If you're an introvert (like I am), you probably shake in your boots when someone says, "To find a new job, you should be networking." Networking has this reputation of cold-calling people and demanding jobs, but it's not like that at all. Here are 5 myths about networking and how you (even the introverts!) can successfully do it.
1. Networking involves cold calling people you don't know. This is actually the anti-networking. Networking is all about making connections. You start with the people you do know and they can introduce you to people they know. The key is in the introduction and building your circle of people. Don't just start calling people up and asking for favors. It doesn't go over well.
2. You should only network with people who do what you do. There is some logic to that, if I'm an accountant, how can my school teacher neighbor help me get a job? Well, do you think school teachers live in their classroom closets? Of course not. They have family and friends, as does everyone else. Networking involves talking to everyone. You never know who they know.
3. Whew! I'm employed, I don't need to network any more. While it's nice to have a steady paycheck, you need to consider two things -- you could get laid off tomorrow and you want awesome people working with you.
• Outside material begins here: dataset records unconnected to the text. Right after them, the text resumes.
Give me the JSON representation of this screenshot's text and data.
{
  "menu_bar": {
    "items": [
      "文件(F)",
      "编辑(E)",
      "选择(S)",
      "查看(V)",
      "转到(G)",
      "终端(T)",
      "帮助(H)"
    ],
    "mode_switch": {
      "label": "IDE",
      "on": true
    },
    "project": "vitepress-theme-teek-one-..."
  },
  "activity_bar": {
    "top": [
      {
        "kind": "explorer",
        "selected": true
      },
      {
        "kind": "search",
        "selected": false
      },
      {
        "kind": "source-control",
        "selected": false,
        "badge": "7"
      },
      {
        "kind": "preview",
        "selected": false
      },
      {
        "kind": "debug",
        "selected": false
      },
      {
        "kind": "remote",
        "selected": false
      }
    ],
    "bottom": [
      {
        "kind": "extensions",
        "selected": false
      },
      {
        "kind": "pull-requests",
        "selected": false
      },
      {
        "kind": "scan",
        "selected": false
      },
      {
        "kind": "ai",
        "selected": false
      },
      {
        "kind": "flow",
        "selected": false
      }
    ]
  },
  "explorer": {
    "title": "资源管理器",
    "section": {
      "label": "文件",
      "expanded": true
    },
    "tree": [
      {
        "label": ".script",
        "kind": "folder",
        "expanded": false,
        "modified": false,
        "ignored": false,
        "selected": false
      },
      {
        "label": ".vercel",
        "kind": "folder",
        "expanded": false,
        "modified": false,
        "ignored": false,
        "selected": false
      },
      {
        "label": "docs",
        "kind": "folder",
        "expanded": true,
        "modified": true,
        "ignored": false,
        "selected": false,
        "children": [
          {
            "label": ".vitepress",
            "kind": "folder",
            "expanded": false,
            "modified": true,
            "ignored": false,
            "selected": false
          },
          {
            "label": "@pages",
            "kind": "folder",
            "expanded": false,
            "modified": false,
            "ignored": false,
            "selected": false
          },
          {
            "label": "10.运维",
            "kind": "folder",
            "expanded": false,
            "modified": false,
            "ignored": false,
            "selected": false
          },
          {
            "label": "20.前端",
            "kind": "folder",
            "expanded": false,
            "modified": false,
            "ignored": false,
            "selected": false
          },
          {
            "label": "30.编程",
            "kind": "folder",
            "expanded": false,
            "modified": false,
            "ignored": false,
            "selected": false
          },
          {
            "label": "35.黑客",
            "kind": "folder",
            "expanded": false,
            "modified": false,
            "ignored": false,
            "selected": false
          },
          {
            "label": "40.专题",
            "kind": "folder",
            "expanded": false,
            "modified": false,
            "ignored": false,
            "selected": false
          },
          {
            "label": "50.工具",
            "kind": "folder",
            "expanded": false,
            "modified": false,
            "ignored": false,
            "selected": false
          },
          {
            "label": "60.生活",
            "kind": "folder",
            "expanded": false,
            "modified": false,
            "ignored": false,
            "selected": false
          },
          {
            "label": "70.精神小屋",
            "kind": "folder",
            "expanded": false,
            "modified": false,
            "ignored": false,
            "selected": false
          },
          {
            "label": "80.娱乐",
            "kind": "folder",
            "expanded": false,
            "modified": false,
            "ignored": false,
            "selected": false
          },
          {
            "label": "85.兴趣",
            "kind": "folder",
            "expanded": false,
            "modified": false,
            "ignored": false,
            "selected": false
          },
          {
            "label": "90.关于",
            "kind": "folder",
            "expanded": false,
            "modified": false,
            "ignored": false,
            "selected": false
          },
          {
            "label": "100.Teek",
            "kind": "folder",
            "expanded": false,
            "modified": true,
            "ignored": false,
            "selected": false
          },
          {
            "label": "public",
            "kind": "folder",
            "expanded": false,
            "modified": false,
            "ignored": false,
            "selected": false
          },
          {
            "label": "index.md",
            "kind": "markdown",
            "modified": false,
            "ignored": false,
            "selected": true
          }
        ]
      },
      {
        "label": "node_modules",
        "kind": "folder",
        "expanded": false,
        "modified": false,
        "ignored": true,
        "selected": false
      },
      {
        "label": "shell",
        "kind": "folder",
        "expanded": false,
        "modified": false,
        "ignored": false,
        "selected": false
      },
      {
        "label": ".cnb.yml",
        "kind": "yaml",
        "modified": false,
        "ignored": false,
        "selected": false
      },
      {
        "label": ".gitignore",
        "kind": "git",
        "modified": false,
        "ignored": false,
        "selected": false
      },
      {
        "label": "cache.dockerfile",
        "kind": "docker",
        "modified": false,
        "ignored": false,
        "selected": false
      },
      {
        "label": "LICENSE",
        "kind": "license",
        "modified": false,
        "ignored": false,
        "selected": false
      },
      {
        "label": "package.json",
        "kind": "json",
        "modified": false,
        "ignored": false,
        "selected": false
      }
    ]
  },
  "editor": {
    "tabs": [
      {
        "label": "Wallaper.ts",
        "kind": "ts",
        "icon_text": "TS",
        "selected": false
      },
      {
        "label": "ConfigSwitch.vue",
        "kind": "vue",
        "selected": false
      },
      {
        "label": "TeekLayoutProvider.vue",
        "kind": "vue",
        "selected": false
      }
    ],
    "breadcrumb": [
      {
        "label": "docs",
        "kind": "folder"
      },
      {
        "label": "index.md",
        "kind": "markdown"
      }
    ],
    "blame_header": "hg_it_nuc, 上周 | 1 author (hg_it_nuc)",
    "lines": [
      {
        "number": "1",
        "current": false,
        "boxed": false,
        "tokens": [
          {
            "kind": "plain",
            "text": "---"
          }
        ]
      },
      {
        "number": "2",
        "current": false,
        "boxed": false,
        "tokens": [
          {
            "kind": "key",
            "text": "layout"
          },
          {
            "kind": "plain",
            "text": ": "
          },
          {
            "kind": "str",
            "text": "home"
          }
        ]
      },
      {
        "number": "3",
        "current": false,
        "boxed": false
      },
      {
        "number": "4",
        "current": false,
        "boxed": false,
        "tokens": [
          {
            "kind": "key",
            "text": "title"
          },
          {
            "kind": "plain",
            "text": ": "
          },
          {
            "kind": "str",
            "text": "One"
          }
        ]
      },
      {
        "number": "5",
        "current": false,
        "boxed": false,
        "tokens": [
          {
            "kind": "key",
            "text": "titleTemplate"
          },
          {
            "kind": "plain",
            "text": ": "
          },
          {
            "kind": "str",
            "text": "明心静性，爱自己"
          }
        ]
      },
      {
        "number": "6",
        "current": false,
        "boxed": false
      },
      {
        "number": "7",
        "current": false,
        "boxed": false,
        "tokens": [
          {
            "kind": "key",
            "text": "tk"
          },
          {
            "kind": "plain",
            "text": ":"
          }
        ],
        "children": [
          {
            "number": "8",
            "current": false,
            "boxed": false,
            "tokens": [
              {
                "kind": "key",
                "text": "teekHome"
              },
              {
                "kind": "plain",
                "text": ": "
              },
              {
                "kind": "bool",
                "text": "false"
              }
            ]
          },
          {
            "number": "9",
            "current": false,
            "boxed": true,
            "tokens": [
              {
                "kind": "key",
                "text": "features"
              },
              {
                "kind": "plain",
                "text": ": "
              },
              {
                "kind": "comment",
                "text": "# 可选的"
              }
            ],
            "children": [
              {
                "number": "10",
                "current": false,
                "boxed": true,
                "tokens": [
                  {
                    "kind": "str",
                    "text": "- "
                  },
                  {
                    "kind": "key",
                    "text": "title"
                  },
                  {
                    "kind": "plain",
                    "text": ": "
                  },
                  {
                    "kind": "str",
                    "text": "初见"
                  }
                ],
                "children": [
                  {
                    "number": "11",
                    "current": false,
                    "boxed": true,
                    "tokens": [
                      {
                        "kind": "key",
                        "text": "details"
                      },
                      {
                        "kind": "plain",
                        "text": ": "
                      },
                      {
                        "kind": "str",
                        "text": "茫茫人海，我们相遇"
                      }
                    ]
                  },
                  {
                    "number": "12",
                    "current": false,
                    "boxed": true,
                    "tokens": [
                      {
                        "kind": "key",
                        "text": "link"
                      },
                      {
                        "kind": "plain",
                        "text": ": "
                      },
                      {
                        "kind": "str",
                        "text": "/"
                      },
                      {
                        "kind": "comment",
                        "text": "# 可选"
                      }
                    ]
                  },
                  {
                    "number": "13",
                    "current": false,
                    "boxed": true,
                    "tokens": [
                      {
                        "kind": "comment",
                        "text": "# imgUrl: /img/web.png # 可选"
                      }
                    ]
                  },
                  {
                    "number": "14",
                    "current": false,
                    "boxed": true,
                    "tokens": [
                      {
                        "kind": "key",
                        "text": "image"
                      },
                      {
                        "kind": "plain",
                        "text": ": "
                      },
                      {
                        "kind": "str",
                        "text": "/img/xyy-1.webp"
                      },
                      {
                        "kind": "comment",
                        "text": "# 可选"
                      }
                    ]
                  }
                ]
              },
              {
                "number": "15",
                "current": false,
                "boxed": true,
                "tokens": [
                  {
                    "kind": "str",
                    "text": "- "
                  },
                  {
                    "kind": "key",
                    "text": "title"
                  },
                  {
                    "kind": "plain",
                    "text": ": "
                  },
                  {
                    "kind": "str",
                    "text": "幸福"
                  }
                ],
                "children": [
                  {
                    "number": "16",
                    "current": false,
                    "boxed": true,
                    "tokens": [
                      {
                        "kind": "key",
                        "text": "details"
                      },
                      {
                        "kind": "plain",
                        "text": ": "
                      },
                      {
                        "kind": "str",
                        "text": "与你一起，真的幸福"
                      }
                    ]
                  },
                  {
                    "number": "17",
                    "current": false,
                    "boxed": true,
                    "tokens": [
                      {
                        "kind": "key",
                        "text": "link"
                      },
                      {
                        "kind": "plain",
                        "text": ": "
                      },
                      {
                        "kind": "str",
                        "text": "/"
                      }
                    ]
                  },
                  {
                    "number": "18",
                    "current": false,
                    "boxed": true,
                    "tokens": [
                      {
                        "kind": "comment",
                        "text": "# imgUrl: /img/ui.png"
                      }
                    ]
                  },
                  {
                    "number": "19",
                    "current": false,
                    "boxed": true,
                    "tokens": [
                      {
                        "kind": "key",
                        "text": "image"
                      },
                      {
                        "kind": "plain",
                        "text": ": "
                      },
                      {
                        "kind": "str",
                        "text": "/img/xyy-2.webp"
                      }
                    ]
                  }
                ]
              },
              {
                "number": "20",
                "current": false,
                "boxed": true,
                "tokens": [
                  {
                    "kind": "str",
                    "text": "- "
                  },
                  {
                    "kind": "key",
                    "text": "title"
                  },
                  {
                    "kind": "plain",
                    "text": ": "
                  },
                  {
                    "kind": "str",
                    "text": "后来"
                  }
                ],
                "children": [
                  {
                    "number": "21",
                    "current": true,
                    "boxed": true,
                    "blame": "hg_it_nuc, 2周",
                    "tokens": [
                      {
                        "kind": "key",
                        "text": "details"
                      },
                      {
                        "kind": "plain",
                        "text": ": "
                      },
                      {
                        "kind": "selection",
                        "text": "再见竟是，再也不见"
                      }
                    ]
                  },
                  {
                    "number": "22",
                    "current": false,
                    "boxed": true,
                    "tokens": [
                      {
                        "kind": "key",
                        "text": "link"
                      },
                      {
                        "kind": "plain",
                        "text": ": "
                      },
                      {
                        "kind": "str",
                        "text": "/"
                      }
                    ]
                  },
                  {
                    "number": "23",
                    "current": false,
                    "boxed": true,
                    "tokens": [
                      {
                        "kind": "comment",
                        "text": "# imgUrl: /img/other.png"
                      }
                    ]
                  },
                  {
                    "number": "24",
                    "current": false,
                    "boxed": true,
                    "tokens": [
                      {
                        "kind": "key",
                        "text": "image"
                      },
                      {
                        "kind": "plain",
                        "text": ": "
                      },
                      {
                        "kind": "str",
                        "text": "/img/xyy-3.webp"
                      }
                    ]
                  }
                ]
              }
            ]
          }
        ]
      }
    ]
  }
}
Keep building your relationships so that you can help other people succeed and so that, should you need to hire someone or be hired by someone, you'll have a network all built. Plus, many companies offer referral bonuses. Wouldn't it be great if you could pull in a couple thousand bucks each year by simply recommending people in your network for jobs at your company? They don't even have to do the same sort of work you do.
4. If I tell someone I want a job, they'll think less of me. Do you think less of people who are looking for a new job? No? Then why the fear that others will think this way about you? When you're at a party and chatting with someone for the first time, and the inevitable question of, "What do you do?" comes up, feel free to answer, "I'm a dog trainer, and I'm looking for a new position involving Hungarian Ridgebacks." Then let the conversation flow from there. People naturally want to help and most likely the response will be, "Oh, my brother-in-law used to train dogs up in New Jersey." Everybody knows something, but unless you make people aware, they can't help you. Don't dwell on it, but let it be know what you do and what you want to do.
5. I can use informational interviews to land a job. Please don't. If you ask to meet someone for an informational interview, it should not be done as a way to trick them into hiring you. Use it to ask for information about how they got to where they are, or what trends they see in the job, or what skills you need to gain in order to achieve your dream goal. People don't like liars, so don't lie about your intentions when you ask for a bit of someone's time. If they have a job you're a fit for, that's a bonus, but don't count on it. Instead, use the wisdom they give you to help you continue your job search.